Love and Desire
“To love is to have. To desire is to want.” - Esther Perel
There’s sex and there’s making love. Both are satisfying, but one is harder to achieve than the other. Anyone can just have sex. It takes an emotional investment, preparation and vulnerability to partake in the act of making love.
Love making is the complex unification of pure love, passion, desire and emotional fulfillment. When you fully share yourself with your partner and pour yourself into one another, mind, body and soul, there is a rawness, a vulnerable to the act. It allows you to communicate all the loving feelings you have about your lover through an emotional and erotic connection.
After 14 years of marriage, two kids, a dog and a rabbit I can tell you my husband and I don’t make love often. We have sex on a regular basis whenever and wherever we can squeeze it in, but the times we actually enter that intense emotional space together where we get completely lost in each other is less frequent.
My relationship with my husband is the most beautiful thing I’ve ever experienced, in addition to the relationship I have with my children. Do we have a perfect marriage? Absolutely not! But, it’s pretty darn good. We are both equally dedicated to maintaining our happy relationship and at times when it can be better, we make fixing it a priority.
My husband is my best friend, my confidant, my biggest supporter, the father of my children, my partner and my lover.
When one person is all those things to you, it can be difficult to compartmentalize them. How do you go from, you’re the guy I go to the bathroom in front of to now you’re my exciting lover who I can’t keep my hands off of?
What we need to understand is because we have the feelings of comfortability and security with our partner, we feel safe enough to fully share ourselves as true intimate lovers - the hitch... fueling the love and the desire simultaneously.
Certainly there are times in our relationship when making love just happens - somehow we find ourselves in that space of pure love and desire. It's awesome when that happens.
Ultimately, it takes work to make your partner feel loved, secure, accepted and insalnely passionate about you, but it’s not impossible. Don’t underestimate the power of foreplay? If you practice foreplay five minutes before the act, you are preparing for sex, which is fine. Sex is an important part of your daily relationship. It is a positive way to stay connected to your partner - with other benefits that I don’t need to mention.

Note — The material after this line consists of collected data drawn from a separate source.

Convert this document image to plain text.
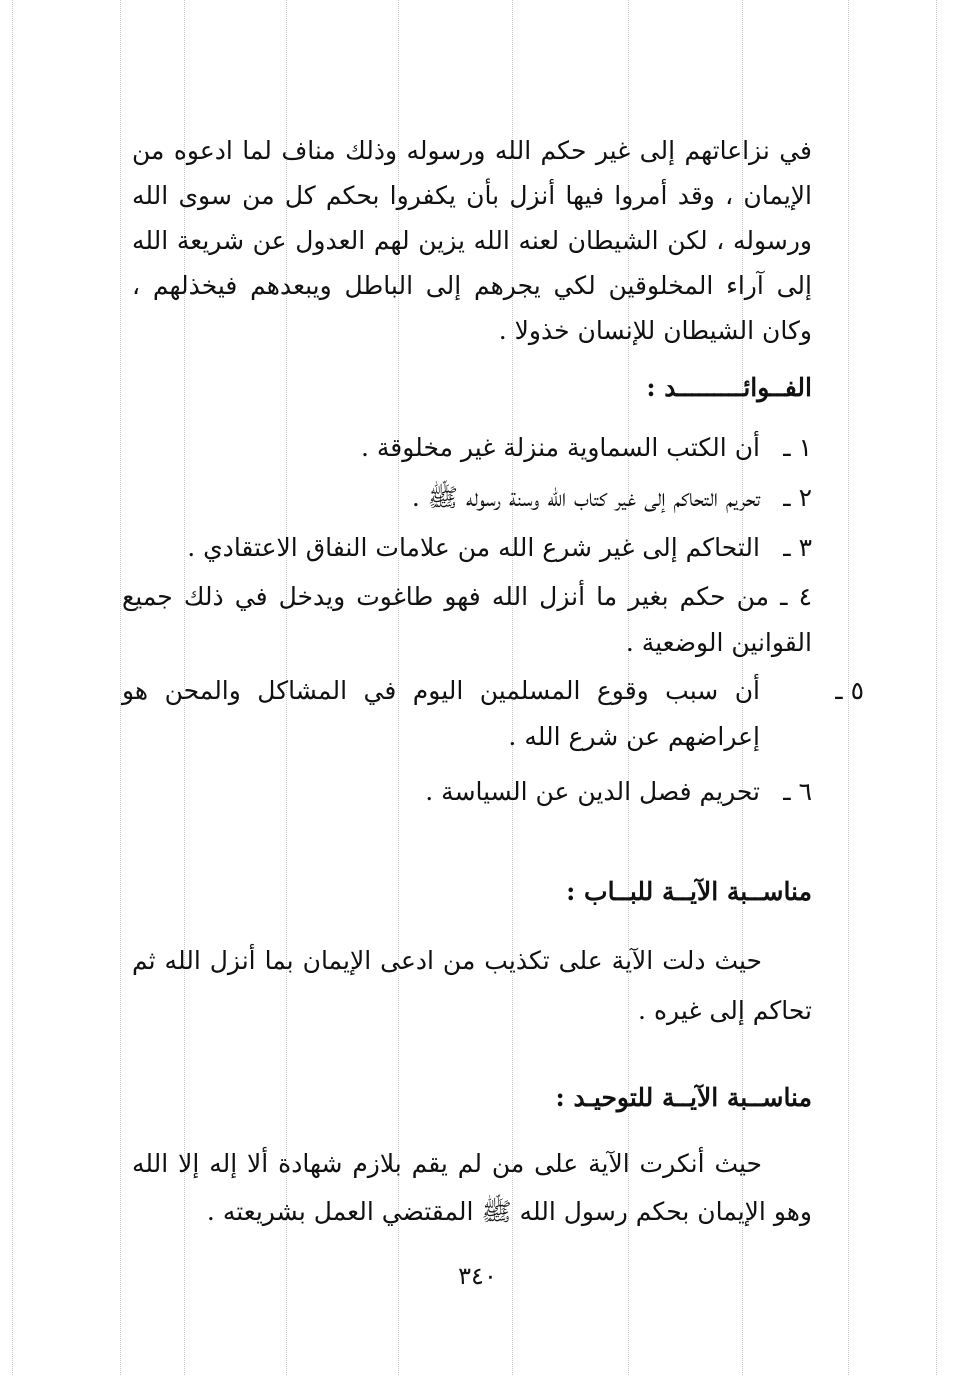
في نزاعاتهم إلى غير حكم الله ورسوله وذلك مناف لما ادعوه من الإيمان ، وقد أمروا فيها أنزل بأن يكفروا بحكم كل من سوى الله ورسوله ، لكن الشيطان لعنه الله يزين لهم العدول عن شريعة الله إلى آراء المخلوقين لكي يجرهم إلى الباطل ويبعدهم فيخذلهم ، وكان الشيطان للإنسان خذولا .

الفــوائـــــــــد :

١ ـأن الكتب السماوية منزلة غير مخلوقة .
٢ ـتحريم التحاكم إلى غير كتاب الله وسنة رسوله ﷺ .
٣ ـالتحاكم إلى غير شرع الله من علامات النفاق الاعتقادي .
٤ ـ من حكم بغير ما أنزل الله فهو طاغوت ويدخل في ذلك جميع القوانين الوضعية .
٥ ـأن سبب وقوع المسلمين اليوم في المشاكل والمحن هو إعراضهم عن شرع الله .
٦ ـتحريم فصل الدين عن السياسة .

مناســبة الآيــة للبــاب :

حيث دلت الآية على تكذيب من ادعى الإيمان بما أنزل الله ثم تحاكم إلى غيره .

مناســبة الآيــة للتوحيـد :

حيث أنكرت الآية على من لم يقم بلازم شهادة ألا إله إلا الله وهو الإيمان بحكم رسول الله ﷺ المقتضي العمل بشريعته .

٣٤٠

If you engage in foreplay five days before the act, you are preparing to make love.
So what does foreplay in preparation to make love look and sound like?
- You look beautiful
- You are handsome
- I admire you
- I respect you
- I am interested in you
- You are strong
- Helping each other with tasks
- Staring at each other (one of my favorites!)
- You are the one I want
- Watching each other’s movements
- Touching each other in a romantic way
- Making out (another favorite)
- Getting in touch with your inner sexual self
- Watching your partner pursue a goal or take up a new hobby
- Witnessing your partner in his/her element (works every time)
- Leaving each other love notes
- Talking like lovers not just as partners/companions
- Watching him parent your children (panty dropper!)
Feeding the romantic intimacy in between sessions, regardless of the length of time that occurs between each love making experience, helps create an environment for true intimacy and desire. But, if you find that life has gotten in the way of preparing for a night of passionate love making, there's nothing wrong with settling for some good old fashion sex!